Jet-lagged and jaded, Solomon is trailing behind his colleagues as they walk through the forest one afternoon, and he comes across a strange but beautiful figure, the way you do. With her white-blonde hair and green eyes, the mysterious, delicate creature smiles and the spell is duly cast.
An immediate connection, granted, yet there's something to her that's also literal music to the sound recordist's ears; the sheltered Laura can mimic sounds that she is barely aware she is making. The crew promptly nickname her Lyrebird, and it transpires she is the secret child of the recently deceased bachelor brother. Perfect fodder, in other words, for a documentary of her own.
Desperate to hold on to the connection he can't quite yet act on, Solomon agrees when Bo decides to bring her to the city and make a film about her. Laura is as fragile as bone china, though she appears willing enough to leave her old life in West Cork behind, as long as she can be near new friend Solomon.
Public interest in Lyrebird soon starts to swell. Interviews, PR meddling and a talent show, Starrquest, are thrown into the mix, causing complications for all involved. Suffice to say, it's as far from the calm isolation of West Cork as it's possible to get. Ahern's use of the fish-out-of-water device is somewhat canny, and the juxtaposition of small-town Ireland and the bustle of the city gives the book a dash of tension.

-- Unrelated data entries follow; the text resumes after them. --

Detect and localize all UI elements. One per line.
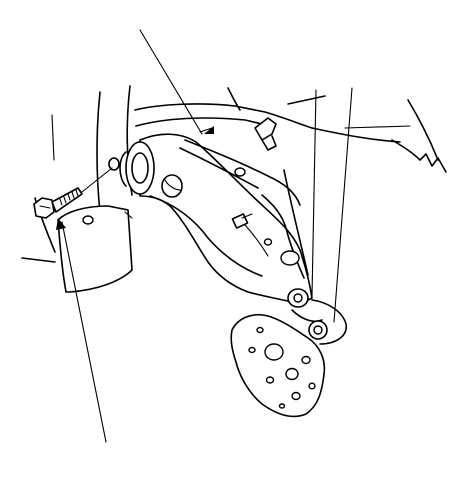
ball-joint	[287, 288, 347, 345]
rear-bushing	[161, 174, 183, 198]
bracket-plate	[57, 205, 133, 293]
callout-line-balljoint-b	[333, 87, 353, 323]
leader-lines	[56, 29, 353, 443]
front-bushing	[119, 141, 155, 195]
callout-line-clip	[139, 29, 203, 135]
subframe-upper	[134, 87, 447, 173]
callout-line-balljoint-a	[311, 89, 317, 297]
callout-arrow-bolt	[56, 218, 66, 230]
arm-holes	[234, 167, 300, 266]
bolt-washer	[108, 157, 120, 171]
mounting-bolt	[33, 187, 83, 219]
retaining-clip	[199, 117, 277, 151]
callout-line-bolt	[61, 221, 107, 443]
steering-knuckle	[230, 314, 326, 418]
washer-alignment-line	[81, 167, 113, 193]
harness-clip	[231, 213, 253, 229]
lower-control-arm	[139, 133, 313, 305]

In addition to her 14 novels, Ahern has enjoyed a parallel career as an industrious screenwriter (including, notably, work on German soap My Whole Half Life), and it shows. Displaying a canny knack for the visual, Ahern sets her scene with vivid detail, keen to shunt the action right along.
And then, there are the times where Ahern occasionally makes a vain grab for the lyrical. There is, in every work of fiction, a high-wire feat between prose that is enjoyable in its own right, versus that which carries the plot along. So, too is there a fine line to be divined between dramatic tension and a plot that cracks on at a rate of knots. Ahern just about keeps on the right side of both.
A few minor details clunk and fall flat (for some reason, the name of Starrquest's spin-off show, Come & Have a Go If You Think You're Hard Enough, rankled). A small sticking point, granted, but one that might have benefited greatly from a tune-up.
While Bo and Solomon are often middling characters - she, the ambitious media player; he the passive love-struck one - it's down to Laura, the Lyrebird, to give the reader someone to root for. And as characters go, the gentle Laura and her journey (both emotional and geographical) is the book's great stab at a heart-rending tale. Laura is mystical, a thing of beauty, bravery and courage. Her backstory - and the circumstances under which she ended up in the cottage on the bachelor brothers' land - unfurls nicely.
Whatever about bird sounds, Laura has also mastered that most typical of Ahern heroine feats: the plink-plink of heartstrings.
There is the odd passage of Lyrebird that doesn't ring organic. Yet for its shortcomings, Lyrebird will cement Ahern's cast-iron reputation as a supreme storyteller.
This isn't sassy or bitingly modern, but rather gentle and warming. Despite its modern setting, Cecelia isn't changing her tune in a bid to lure in the Insta generation. Rather, the author's delicious cosiness will endear her to her many fans.
Will her detractors and cynics be stirred? It's hard to say. Still, credit where credit is due, for she is sticking to what she knows. And strangely, her latest book is all the better for it.